Symptoms of Shoulder Tendonitis

  • Common Symptoms

Primarily, any damage or injury to the shoulder restricts the freedom of movement of the affected arm. The common symptoms of shoulder tendonitis are as follows.

  • Pain or soreness in the shoulder
  • Inability to move the arm and hold it in a position involving the shoulder
  • Shoulder pain during the night
  • When to See a Doctor

Patients must consult a doctor for the following conditions.

  • Unbearable pain
  • Zero shoulders or arm mobility
  • Persistent disrupted sleep due to shoulder pain
  • Numbness or tingling sensations in the arm or hand of the affected shoulder
  • Possible Complications

Complications associated with shoulder tendonitis are as follows.

  • Persistent pain
  • Recurrent symptoms
  • Disruption of the sleep cycle due to pain
  • Chronic or atrophic tears pose a high risk of degenerative joint disease and rotator-cuff arthropathy.

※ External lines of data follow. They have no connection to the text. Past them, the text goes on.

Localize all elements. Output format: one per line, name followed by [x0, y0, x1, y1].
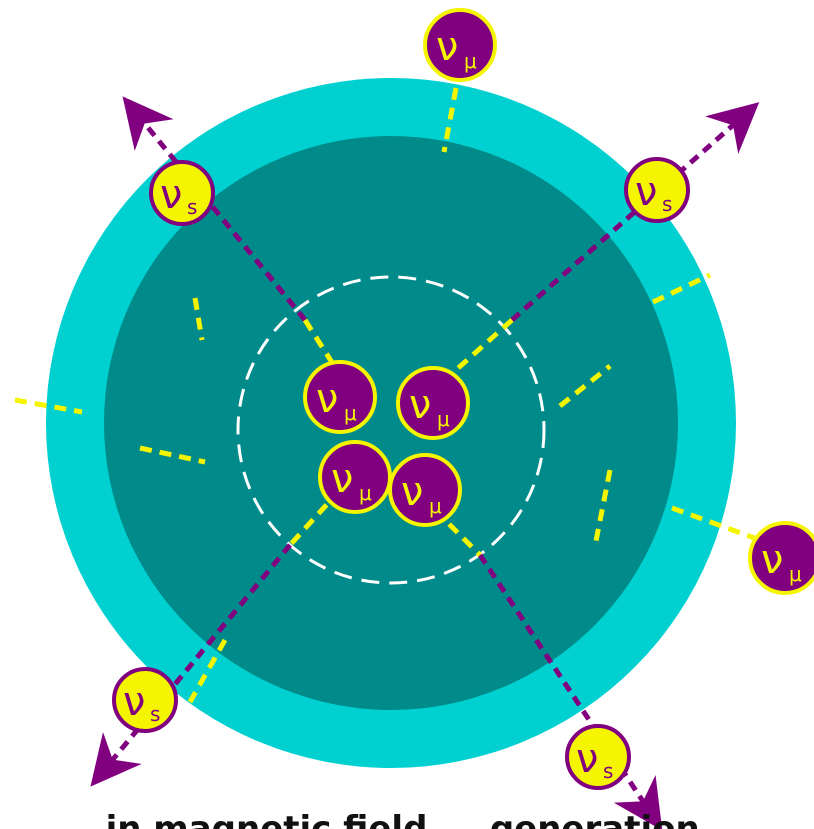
- svg-text:μ: μ: [344, 401, 357, 425]
- svg-text:ν: ν: [576, 736, 598, 782]
- svg-text:s: s: [662, 192, 672, 216]
- svg-text:s: s: [150, 702, 160, 726]
- svg-text:ν: ν: [401, 469, 423, 515]
- inner-core: [104, 136, 678, 710]
- nu-mu-center-4: ν μ: [388, 453, 462, 527]
- svg-text:s: s: [187, 195, 197, 219]
- yellow-dashes: [14, 87, 761, 704]
- nu-mu-center-3: ν μ: [318, 440, 392, 514]
- svg-text:ν: ν: [160, 172, 182, 218]
- nu-s-lower-left: ν s: [112, 667, 178, 733]
- svg-text:μ: μ: [429, 494, 442, 518]
- nu-s-upper-right: ν s: [624, 157, 690, 223]
- nu-mu-right: ν μ: [748, 521, 814, 595]
- nu-mu-top: ν μ: [423, 8, 497, 82]
- svg-text:ν: ν: [316, 376, 338, 422]
- svg-text:ν: ν: [436, 24, 458, 70]
- svg-text:μ: μ: [789, 562, 802, 586]
- nu-mu-center-1: ν μ: [303, 360, 377, 434]
- svg-text:μ: μ: [437, 407, 450, 431]
- trajectory-upper-right: [510, 102, 760, 322]
- svg-text:ν: ν: [331, 456, 353, 502]
- inner-boundary-dashed: [236, 275, 546, 585]
- svg-text:ν: ν: [123, 679, 145, 725]
- caption-cropped: ... in magnetic field ... generation ...: [55, 809, 751, 829]
- nu-s-upper-left: ν s: [149, 160, 215, 226]
- svg-text:μ: μ: [359, 481, 372, 505]
- trajectory-upper-left: [122, 96, 307, 322]
- svg-text:ν: ν: [635, 169, 657, 215]
- nu-mu-center-2: ν μ: [396, 366, 470, 440]
- svg-text:μ: μ: [464, 49, 477, 73]
- svg-text:s: s: [603, 759, 613, 783]
- svg-text:ν: ν: [409, 382, 431, 428]
- nu-s-lower-right: ν s: [565, 724, 631, 790]
- svg-text:ν: ν: [761, 537, 783, 583]
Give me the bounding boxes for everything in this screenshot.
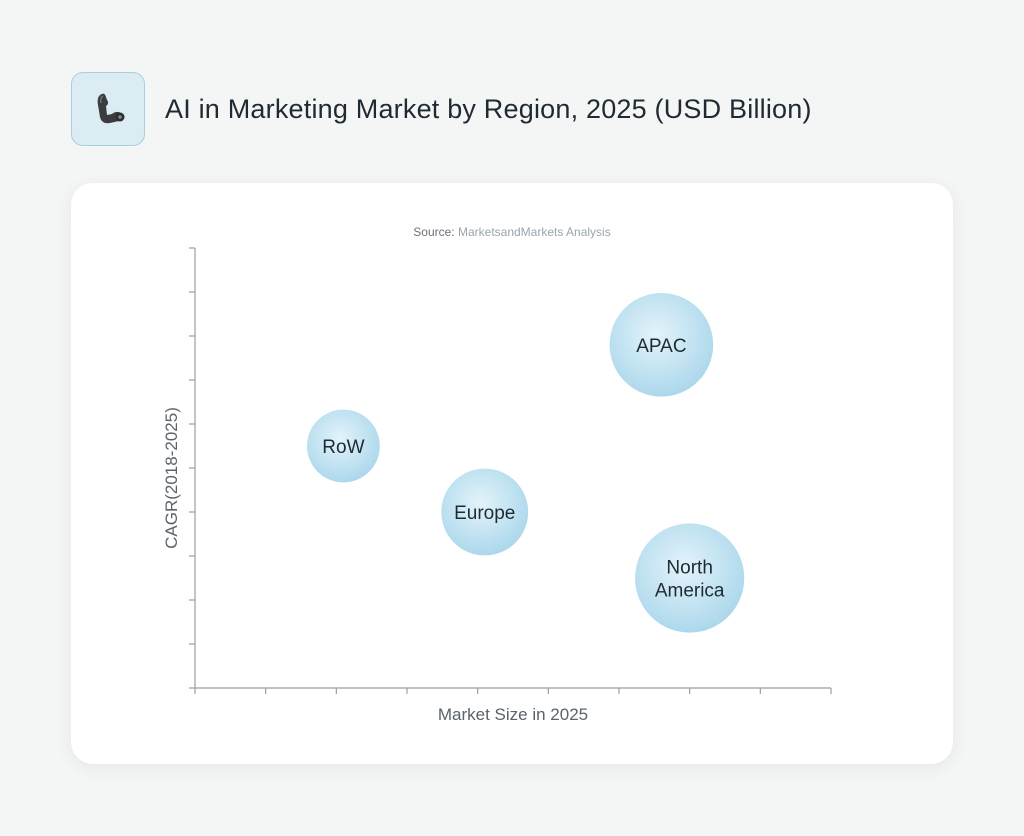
source-note: Source: MarketsandMarkets Analysis: [71, 225, 953, 239]
bubble-label-apac: APAC: [636, 336, 686, 357]
bubble-label-north-america: America: [655, 581, 725, 602]
chart-card: Source: MarketsandMarkets Analysis RoW Eu…: [71, 183, 953, 764]
bubble-label-row: RoW: [322, 437, 364, 458]
bubble-row: [307, 409, 380, 483]
page-title: AI in Marketing Market by Region, 2025 (…: [165, 93, 812, 124]
bubble-north-america: [635, 523, 745, 633]
bubble-label-europe: Europe: [454, 503, 515, 524]
bubble-apac: [609, 293, 714, 397]
y-axis-label: CAGR(2018-2025): [162, 407, 181, 549]
axes: [189, 247, 832, 694]
header: AI in Marketing Market by Region, 2025 (…: [71, 71, 812, 147]
source-prefix: Source:: [413, 225, 455, 239]
source-value: MarketsandMarkets Analysis: [457, 225, 611, 239]
flexed-arm-icon: [71, 72, 145, 146]
bubble-label-north-america: North: [666, 558, 712, 579]
x-axis-label: Market Size in 2025: [438, 705, 588, 724]
bubble-europe: [441, 468, 529, 556]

Treatment Approaches for Shoulder Tendonitis

Doctors classify patients into one of three groups based on the complex nature of the disease. 

  • Group 1

Patients do not present with symptoms, but the MRI scans show partial or full-thickness tears of tendons. Non-operative modalities are effective for these patients. 

  • Group 2

Patients experience symptoms with evidence of partial thickness tear. Treatment begins with non-operative methods. Based on the response, doctors may suggest surgical intervention between 3 to 18 months from the disease onset.

  • Group 3

Patients suffer from long-lasting symptoms due to chronic rotator cuff tears. Treatment recommendations for this group are still tentative due to a lack of data on the effectiveness of rotator cuff repair compared to continued non-operative modalities. 

Conservative Treatment Options

  • Rest and Activity Modification

Rest and partial abstinence from high-intensity physical activities prevent the condition from exacerbating. Upon restoration of movement, modifications in the mechanics of shoulder movement help prevent a recurrence of this condition.

  • Physical Therapy

It is the first-line shoulder tendonitis treatment. Patients with partial thickness tears can manage with physical therapy alone. The standard program involves 

  • Resistance exercises to strengthen the rotator cuff and periscapular stabilizer
  • Stretching exercises to restore the range of motion of the shoulder
  • Pain Management

Though the evidence is inconclusive, non-steroidal anti-inflammatory drugs remain the first-line medication for shoulder tendonitis. Cortisone injections help in acute pain.  

Invasive Treatment Options

  • Injection Therapy

It involves injecting cortisone into the subacromial space for instantaneous pain relief. Ideally, it is used to help patients participate in physical therapy effectively. 

  • Surgery

Surgical interventions are either open surgery or arthroscopy. Open surgery involves exposing the affected area through a wide cut in front of the shoulder, while arthroscopy involves accessing affected tissues using tube-like instruments inserted through small incisions. 

The rationale behind surgical treatment for shoulder tendonitis is the removal of inflamed tissues and repairing damaged tendons. 

Home Remedies for Shoulder Tendonitis

Home remedies help improve shoulder pain and slow down the worsening of tendonitis. Some home remedies are as follows.

  • Compression using an ACE bandage helps reduce pain.
  • Heat therapy helps reduce tension in the muscles and reduces stiffness.
  • Over-the-counter medications, such as diclofenac, provide temporary relief from pain.  

Conclusion

Shoulder tendonitis primarily occurs due to overuse or repetitive movement of the shoulder awkwardly. It affects the quality of life as it restricts the range of motion of arms and renders patients dependent on another person as the condition worsens. Thus, early diagnosis prevents the progression of the tendon tear and further complications. 

While physical therapy and NSAIDs are effective in the initial stages of inflammation, severe cases require surgical interventions. Arthroplasty is the most non-invasive treatment for shoulder tendonitis that excises inflamed tissue and repairs the tendons. Individuals at risk of shoulder tendonitis must reduce the stress on the joint and modify the mechanics of their arm movements.